Now the synagogue is empty, its walls adorned with plaques commemorating the dead: the owner of the Rex Theater, three soldiers lost in World War II, the doctors, the merchants -- and members of Karon and Siegel's families, including their parents.
When Dorothy Karon's father carried her as an infant to the bema -- or stage -- it was to receive her Hebrew name, Sprinsa Leah.
"All the things that parents hope their children will accomplish and become were taught to me here," she says.
Karon, who never married, attended college in California, but returned to run her father's oil business and has lived all her life in the same house, on the same block as the synagogue.
She has almost 80 years of memories, from the joy of being a little girl wearing a white beaded dress at a holiday party, to the sorrow of saying goodbye to her sister, Dolores, two years ago -- the last funeral at the synagogue.
Siegel, a doctor for 44 years who delivered more than 3,000 babies, has his own recollections. Walking through a dusty basement where Wednesday night poker games were once played, he remembers the banquet held after the bar mitzvah for his son, Elliot, now 61.
"There's a feeling of loneliness, I suppose," he says, looking around the empty room.
Over the years, there have been a few offers to buy the synagogue.

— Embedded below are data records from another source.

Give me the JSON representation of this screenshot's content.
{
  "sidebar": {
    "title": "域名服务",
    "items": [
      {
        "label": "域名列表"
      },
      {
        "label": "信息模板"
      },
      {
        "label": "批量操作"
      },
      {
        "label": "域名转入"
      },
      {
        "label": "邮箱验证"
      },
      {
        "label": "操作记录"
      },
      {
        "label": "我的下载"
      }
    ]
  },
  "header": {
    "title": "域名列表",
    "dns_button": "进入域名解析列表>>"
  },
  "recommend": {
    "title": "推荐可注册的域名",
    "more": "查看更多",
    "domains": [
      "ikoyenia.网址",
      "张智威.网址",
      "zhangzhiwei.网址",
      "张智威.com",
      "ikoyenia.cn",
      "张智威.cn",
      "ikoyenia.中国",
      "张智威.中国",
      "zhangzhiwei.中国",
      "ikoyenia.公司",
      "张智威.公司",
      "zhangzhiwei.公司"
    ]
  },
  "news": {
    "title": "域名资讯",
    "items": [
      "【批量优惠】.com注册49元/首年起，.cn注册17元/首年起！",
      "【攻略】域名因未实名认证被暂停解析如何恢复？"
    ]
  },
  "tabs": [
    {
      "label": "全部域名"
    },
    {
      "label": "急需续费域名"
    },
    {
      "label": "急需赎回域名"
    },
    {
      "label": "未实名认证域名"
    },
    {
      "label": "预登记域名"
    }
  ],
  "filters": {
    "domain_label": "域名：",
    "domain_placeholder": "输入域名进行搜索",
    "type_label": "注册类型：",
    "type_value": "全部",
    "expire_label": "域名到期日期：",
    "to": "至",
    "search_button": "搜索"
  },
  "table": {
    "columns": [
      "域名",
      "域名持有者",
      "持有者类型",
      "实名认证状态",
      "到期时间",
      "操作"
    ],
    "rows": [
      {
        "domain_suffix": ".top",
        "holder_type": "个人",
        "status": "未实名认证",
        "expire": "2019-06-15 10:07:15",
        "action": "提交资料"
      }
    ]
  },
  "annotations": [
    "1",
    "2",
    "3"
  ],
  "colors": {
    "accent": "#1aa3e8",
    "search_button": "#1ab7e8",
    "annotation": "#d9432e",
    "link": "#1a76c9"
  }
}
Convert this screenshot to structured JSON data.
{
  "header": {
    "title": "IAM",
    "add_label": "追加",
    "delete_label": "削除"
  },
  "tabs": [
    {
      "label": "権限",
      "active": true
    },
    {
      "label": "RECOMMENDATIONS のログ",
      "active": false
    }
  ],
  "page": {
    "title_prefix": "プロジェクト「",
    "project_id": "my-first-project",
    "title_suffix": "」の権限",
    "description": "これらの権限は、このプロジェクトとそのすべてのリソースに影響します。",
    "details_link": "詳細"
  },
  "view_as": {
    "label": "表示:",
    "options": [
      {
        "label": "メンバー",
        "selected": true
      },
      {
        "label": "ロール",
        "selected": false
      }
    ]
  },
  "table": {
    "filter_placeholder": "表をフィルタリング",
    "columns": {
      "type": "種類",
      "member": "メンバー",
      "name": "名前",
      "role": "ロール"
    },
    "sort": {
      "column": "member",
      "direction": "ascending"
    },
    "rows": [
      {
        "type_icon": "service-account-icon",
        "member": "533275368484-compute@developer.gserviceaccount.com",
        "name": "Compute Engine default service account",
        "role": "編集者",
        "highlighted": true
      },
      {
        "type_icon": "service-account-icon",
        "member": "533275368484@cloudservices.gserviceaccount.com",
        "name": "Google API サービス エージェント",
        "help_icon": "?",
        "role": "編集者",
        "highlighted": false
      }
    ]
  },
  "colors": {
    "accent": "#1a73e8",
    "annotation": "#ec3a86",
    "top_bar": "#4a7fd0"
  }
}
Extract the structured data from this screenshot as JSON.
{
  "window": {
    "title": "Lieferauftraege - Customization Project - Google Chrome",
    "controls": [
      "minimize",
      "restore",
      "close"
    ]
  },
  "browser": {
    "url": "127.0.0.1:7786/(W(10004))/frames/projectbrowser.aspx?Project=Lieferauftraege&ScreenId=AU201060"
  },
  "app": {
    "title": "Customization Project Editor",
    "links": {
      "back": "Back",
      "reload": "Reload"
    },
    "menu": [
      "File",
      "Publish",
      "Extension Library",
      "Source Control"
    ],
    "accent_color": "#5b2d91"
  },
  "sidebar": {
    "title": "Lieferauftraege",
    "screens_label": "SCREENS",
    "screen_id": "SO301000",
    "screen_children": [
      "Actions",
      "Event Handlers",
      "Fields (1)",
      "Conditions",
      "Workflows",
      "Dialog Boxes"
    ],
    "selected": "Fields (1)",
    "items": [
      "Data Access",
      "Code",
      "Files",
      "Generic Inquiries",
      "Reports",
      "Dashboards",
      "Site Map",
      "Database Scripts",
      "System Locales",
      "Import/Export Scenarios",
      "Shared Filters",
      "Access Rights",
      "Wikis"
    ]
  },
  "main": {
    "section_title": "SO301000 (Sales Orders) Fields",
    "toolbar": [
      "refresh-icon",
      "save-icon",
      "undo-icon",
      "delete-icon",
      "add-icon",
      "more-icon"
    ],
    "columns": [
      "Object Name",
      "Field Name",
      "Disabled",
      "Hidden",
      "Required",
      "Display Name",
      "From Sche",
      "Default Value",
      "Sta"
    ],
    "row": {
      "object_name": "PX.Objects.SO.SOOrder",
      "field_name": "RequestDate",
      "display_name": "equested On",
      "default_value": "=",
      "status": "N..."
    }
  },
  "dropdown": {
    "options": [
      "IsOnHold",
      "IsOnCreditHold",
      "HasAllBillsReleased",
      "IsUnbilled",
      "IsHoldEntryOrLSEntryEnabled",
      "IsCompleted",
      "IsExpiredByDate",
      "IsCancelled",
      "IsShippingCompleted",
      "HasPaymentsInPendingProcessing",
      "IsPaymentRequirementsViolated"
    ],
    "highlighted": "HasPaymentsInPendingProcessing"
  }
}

Recently, the grandson of an original member expressed interest in using it as a retreat for youths from Minneapolis area synagogues.
Saving this building, Chiat says, is too big a job for Karon and Siegel, who have pitched in to pay for utilities and insurance.
"What these two people are doing is heroic, but they alone aren't going to be able to preserve it," she says, noting they will need outside help.
This summer, Benjamin Yokel, a doctor from a nearby town, traveled to Virginia to conduct Friday night services and offer Hebrew lessons for about 15 people.
"The best way to honor the synagogue is to use it as a synagogue," he says.
There were wine, food, a lesson, and children laughing and running.
It wasn't the crowd of years past, but Yokel says, the old place had new life, even if only for a few hours.
"If a building can be happy," he says, "it was happy that night."